Police and firefighter unions blasted Mayor Bill de Blasio today for proposing a boost to their disability benefits that they say doesn’t go nearly far enough.
The fiery City Hall press conference, which featured a long line of Democratic elected officials normally more sympathetic to the liberal mayor, was a repeat of past performances. Critics of the mayor said he was unsympathetic to wounded policemen and firefighters, who receive lower disability retirement benefits if they were hired after July of 2009–the unions leaders and much of the City Council are demanding Mr. de Blasio back a reversal of the 2009 state law, though City Hall contends that would be too costly for New York City taxpayers.
“His bill is a disgrace,” said Stephen Cassidy, the president Uniformed Firefighters Association. “His proposal is completely, wholly unacceptable and doesn’t solve the real issue, which is firefighters and police officers need to know if they’re permanently injured in the line of duty that their familes will be taken care of.”
Patrolmen’s Benevolent Association President Patrick Lynch, a frequent antagonist of the mayor, joined Mr. Cassidy, along with Public Advocate Letitia James, a mayoral ally, and Comptroller Scott Stringer. A majority of the City Council supports passing a “home rule” message that would allow the State Legislature to reverse the cuts to disability benefits made in 2009.
Earlier this month, Mr. de Blasio proposed increasing the payout by removing a social security offset and calculating benefits at a higher salary point. According to City Hall, the unions’ proposal would cost $400 million through the 2019 fiscal year and Mr. de Blasio’s plan would only be $47 million over the same period. (Mr. Cassidy and his supporters argue the calculations the city made are faulty because they are based on disability paid out after the September 11 attacks.)
Mr. Stringer, while backing Mr. Cassidy, could not tell reporters this morning how much more it would cost the city, in his estimation, to pay all wounded cops and firefighters benefits equal to 75 percent of their salaries plus any social security benefits. He maintained, rather, that unspecified pension “savings” would allow the city to make these payments and remain on firm fiscal footing.
“The bottom line is that there cannot be two classes of heroes,” Mr. Stringer said.
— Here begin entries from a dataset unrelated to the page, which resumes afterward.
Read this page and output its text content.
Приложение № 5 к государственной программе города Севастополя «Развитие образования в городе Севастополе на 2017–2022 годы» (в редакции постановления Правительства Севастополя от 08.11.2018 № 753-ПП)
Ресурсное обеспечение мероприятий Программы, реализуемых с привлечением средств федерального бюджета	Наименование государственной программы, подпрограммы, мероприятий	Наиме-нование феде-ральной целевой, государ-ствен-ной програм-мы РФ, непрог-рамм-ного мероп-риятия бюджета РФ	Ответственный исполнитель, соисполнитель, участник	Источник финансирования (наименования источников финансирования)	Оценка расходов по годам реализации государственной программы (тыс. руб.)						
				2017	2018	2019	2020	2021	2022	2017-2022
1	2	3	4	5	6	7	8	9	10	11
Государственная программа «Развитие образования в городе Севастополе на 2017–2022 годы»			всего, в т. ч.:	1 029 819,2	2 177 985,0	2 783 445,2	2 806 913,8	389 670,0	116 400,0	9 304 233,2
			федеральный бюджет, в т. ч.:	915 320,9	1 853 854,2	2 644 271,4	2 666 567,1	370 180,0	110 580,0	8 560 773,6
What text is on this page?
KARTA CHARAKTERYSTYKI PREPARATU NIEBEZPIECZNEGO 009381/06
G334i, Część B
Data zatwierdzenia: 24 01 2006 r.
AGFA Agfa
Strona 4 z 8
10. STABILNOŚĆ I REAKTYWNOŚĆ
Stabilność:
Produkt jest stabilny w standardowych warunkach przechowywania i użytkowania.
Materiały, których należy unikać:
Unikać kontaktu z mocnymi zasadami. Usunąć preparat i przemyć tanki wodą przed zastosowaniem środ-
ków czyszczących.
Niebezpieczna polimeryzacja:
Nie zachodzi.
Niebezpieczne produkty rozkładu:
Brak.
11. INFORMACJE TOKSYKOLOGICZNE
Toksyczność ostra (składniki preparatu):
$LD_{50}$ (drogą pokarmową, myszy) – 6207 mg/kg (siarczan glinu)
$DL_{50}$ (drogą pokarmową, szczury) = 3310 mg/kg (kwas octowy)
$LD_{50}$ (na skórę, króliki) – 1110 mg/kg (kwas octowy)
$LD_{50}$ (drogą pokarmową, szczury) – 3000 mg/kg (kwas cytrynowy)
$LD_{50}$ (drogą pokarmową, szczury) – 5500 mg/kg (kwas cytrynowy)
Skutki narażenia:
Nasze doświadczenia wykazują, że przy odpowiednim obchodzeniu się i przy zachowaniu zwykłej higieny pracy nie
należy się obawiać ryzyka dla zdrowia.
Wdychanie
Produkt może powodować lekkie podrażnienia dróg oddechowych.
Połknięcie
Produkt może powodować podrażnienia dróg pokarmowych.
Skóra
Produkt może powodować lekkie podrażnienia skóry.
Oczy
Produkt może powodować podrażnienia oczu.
The union leaders also have an ally in Gov. Andrew Cuomo, who suddenly endorsed the full return of disability payouts to pre-2009 levels. Though Mr. Cuomo has often touted his fiscal restraint and opposed labor unions, he seems to delight equally in tweaking Mr. de Blasio at every turn. It would be New York City, and not the State, that bears the burden of boosted disability benefits.
In his testimony to the City Council today, City Hall’s labor negotiator Robert Linn said pensions for uniformed officers “are currently some of the most expensive in the country.” The City Council is holding a hearing on the disability proposals and will then possibly schedule a vote on a home rule message, which Mr. de Blasio won’t be able to veto. (Council Speaker Melissa Mark-Viverito has yet to take a position on any plan.)
Assemblyman Peter Abbate, a Brooklyn Democrat carrying the bill that would restore disability benefits, warned that the City Council needs to act in the few remaining weeks before the legislative session ends. (Albany, however, is known for its last minute horse-trading.)
“Time is running short,” he said. “The mayor … he’s running out the clock.”
“It’s an outrage what’s going on with this administration, going around the country, saying he’s looking for a $15 minimum wage for workers in the city and will not give more than $27 or $30 to an injured police or firemen for the whole day,” the assemblyman added.